A quote that does a great job summarizing much of the author's work: "Girls of all ages get the message that they must be flawlessly beautiful and, above all these days, they must be thin. Even more destructively, they get the message that this is possible, that, with enough effort and self-sacrifice, they can achieve this ideal. THus many girls spend enormous amounts of time and energy attempting to achieve something that is not only trivial but also completely unattainable. The glossy images of flawlessly beautiful and extremely thin women that surround us would not have the impact they do if we did not live in a culture that encourages us to believe we can and should remake our bodies into perfect commodities." Jean Kilbourne
The week of February 24th is National Eating Disorders Awareness week. Five to ten million Americans are directly affected by eating disorders. Check out http://www.nationaleatingdisorders.org/ for some great info. Here are some tips I gleaned from the website about what parents can do to promote a positive body image and help prevent eating disorders:
*Practice taking people seriously for what they say, feel, and do, not for how slender or "well put together" they appear.
*Help children appreciate and resist the ways in which television, magazines, and other media distort the true diversity of human body types and imply that a slender body means power, excitement, popularity, or perfection.
*Encourage your children to be active and to enjoy what their bodies can do and feel like.
*Do not talk about or behave as if you are constantly dieting.
*Convey to children that weight and appearance are not the most critical aspects of their identity and self-worth.
*Discourage the idea that a particular diet or body size will automatically lead to happiness and fulfillment.
*Don't constantly criticize your own shape ("my butt looks so big in these pants", etc.).
*Don't support pornography or other "institutions" that cast women as objects for the pleasure of men.
*(specifically for men) Demonstrate a respect for women as they age, in order to work against the cultural glorification of youth and a tightly controlled ideal body type. (Why is that only men should become distinguished as they age, while women become wrinkled and need face lifts?).
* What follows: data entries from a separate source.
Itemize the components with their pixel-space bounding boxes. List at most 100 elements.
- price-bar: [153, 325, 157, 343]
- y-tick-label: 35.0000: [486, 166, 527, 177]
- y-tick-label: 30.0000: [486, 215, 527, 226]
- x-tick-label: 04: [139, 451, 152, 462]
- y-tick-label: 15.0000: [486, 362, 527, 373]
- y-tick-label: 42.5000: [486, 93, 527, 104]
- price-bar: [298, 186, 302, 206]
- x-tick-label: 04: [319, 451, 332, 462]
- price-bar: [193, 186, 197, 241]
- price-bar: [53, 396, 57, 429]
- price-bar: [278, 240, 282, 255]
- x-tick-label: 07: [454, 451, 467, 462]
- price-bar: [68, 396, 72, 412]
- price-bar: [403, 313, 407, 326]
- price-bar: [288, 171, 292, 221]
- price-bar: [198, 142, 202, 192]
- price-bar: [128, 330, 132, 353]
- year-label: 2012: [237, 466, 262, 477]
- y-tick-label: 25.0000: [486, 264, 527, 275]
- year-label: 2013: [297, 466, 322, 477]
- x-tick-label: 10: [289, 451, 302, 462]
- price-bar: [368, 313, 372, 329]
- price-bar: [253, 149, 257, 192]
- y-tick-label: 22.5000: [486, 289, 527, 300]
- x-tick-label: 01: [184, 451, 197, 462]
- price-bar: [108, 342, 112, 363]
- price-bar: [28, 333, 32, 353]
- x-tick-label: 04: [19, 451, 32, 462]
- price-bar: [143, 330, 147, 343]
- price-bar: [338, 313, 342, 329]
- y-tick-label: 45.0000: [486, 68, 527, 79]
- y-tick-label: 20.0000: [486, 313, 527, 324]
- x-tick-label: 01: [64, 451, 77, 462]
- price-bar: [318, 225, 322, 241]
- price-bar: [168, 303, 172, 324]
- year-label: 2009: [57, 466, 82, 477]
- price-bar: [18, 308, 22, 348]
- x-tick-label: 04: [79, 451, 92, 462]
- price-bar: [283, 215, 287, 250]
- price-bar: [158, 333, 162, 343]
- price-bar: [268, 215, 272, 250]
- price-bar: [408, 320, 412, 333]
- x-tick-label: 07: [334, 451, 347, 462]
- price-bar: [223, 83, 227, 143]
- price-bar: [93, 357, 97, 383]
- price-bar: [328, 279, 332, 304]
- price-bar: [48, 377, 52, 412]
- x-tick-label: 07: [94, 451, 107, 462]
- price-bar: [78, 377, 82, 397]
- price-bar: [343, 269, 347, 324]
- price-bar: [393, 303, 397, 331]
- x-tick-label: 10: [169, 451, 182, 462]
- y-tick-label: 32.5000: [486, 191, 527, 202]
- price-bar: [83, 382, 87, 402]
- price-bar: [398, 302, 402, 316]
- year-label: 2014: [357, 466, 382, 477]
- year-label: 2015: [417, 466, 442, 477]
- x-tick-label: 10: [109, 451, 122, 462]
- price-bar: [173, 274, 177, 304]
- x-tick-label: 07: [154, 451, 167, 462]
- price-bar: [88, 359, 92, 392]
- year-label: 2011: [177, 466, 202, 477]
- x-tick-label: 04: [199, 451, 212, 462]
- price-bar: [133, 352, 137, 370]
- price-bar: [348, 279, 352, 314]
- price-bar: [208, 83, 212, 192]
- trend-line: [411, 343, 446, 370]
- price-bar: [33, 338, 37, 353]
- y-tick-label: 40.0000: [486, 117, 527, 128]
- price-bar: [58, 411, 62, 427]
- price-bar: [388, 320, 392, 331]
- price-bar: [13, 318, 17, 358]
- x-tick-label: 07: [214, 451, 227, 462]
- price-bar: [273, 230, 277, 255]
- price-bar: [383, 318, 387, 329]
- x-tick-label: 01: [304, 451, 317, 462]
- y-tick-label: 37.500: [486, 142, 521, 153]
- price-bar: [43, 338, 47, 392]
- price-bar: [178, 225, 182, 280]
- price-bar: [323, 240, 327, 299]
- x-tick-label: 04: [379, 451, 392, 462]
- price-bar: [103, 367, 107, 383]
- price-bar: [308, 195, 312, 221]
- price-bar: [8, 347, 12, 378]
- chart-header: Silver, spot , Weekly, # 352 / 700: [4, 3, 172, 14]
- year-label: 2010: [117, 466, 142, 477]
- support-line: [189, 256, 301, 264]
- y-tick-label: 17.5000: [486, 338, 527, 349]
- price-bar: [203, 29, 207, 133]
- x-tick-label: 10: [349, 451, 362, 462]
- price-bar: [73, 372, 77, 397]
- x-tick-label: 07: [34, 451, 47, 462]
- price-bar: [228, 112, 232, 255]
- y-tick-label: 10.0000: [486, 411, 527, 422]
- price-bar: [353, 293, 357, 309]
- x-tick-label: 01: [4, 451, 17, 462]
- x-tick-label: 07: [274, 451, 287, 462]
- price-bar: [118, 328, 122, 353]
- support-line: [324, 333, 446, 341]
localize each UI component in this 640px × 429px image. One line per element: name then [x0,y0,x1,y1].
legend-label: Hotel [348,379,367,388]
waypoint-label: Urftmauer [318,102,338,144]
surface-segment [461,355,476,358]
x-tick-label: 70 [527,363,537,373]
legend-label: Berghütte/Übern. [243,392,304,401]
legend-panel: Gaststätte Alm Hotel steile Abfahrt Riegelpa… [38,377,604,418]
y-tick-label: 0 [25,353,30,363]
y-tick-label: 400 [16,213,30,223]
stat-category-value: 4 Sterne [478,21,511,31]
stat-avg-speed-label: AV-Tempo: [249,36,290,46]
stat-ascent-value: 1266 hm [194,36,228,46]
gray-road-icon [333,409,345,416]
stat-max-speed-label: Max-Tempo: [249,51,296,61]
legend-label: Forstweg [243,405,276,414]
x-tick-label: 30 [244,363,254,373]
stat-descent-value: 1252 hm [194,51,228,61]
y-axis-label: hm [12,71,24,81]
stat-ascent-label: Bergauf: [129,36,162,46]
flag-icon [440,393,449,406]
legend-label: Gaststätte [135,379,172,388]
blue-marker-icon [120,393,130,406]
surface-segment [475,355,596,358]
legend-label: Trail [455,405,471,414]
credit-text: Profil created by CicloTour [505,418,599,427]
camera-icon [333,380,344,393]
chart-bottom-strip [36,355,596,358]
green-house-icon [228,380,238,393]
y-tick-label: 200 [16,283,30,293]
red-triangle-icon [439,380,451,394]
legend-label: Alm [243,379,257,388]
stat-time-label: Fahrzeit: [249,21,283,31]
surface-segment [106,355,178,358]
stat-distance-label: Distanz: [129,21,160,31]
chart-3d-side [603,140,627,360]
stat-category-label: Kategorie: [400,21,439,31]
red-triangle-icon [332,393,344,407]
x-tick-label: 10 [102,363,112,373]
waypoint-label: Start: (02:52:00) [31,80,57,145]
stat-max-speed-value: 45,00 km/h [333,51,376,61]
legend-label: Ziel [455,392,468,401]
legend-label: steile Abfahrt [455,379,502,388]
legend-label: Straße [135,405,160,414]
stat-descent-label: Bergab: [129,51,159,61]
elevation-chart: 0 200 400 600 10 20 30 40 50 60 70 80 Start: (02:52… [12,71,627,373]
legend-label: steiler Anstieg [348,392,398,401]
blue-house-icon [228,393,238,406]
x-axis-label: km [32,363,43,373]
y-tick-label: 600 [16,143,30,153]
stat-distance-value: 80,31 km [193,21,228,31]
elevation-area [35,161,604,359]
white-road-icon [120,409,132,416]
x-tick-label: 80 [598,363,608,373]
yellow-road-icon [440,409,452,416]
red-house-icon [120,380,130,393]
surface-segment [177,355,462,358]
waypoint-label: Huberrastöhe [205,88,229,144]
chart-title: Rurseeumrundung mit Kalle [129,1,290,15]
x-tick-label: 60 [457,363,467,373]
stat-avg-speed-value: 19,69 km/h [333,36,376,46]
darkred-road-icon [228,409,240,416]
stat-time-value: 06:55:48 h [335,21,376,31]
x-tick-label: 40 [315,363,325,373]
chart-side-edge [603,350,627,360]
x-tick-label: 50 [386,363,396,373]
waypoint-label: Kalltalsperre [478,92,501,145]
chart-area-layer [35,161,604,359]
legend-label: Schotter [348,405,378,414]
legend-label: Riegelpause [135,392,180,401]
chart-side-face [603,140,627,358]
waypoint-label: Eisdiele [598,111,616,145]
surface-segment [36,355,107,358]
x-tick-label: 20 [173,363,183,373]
It is such a struggle to maintain a healthy attitude about our bodies. The pictures of women on magazine covers are airbrushed and enhanced. Many models and celebrities we admire have resorted to different "enhancements" and "jobs" to fit the "ideal" body which has been created, not to mention they probably have enough time and money to work out 2 hours a day with a personal trainer. What I would love to see is more "everyday" people in the media, people of different shapes and sizes, people who have disabilities, more people of different races, and more women who are older than 40 and actually look like they've aged (ever feel like once an actress reaches 40, she is almost never seen again?).
Yes, I do believe in establishing healthy eating and exercise habits, so that we are taking care of our bodies. But the messages of the media would often have us feeling that we are never good enough, creating in us a discontent and a void, causing us to feel that we are never thin enough, stylish enough, or pretty enough (and yes, outward appearance is of the utmost importance in our image-obsessed culture). I can speak from personal experience that being thin is not inevitably associated with greater life happiness. During my adult years, I have been underweight, overweight, and normal-weight for different periods of time. When I weighed less, I was no happier than when I weighed more. Happiness for me has been much more closely linked to the quality of my relationships, my spirituality, good health habits, and my level of gratitude.
After reading and thinking about women's bodies and the messages we receive each day, I feel there is a greater need than ever to examine how we view ourselves and each other. We definitely have to filter and criticize the unrealistic images we are continually viewing. By so doing, hopefully we can feel more self-acceptance and more peace with the imperfect, beautiful bodies given to us by God."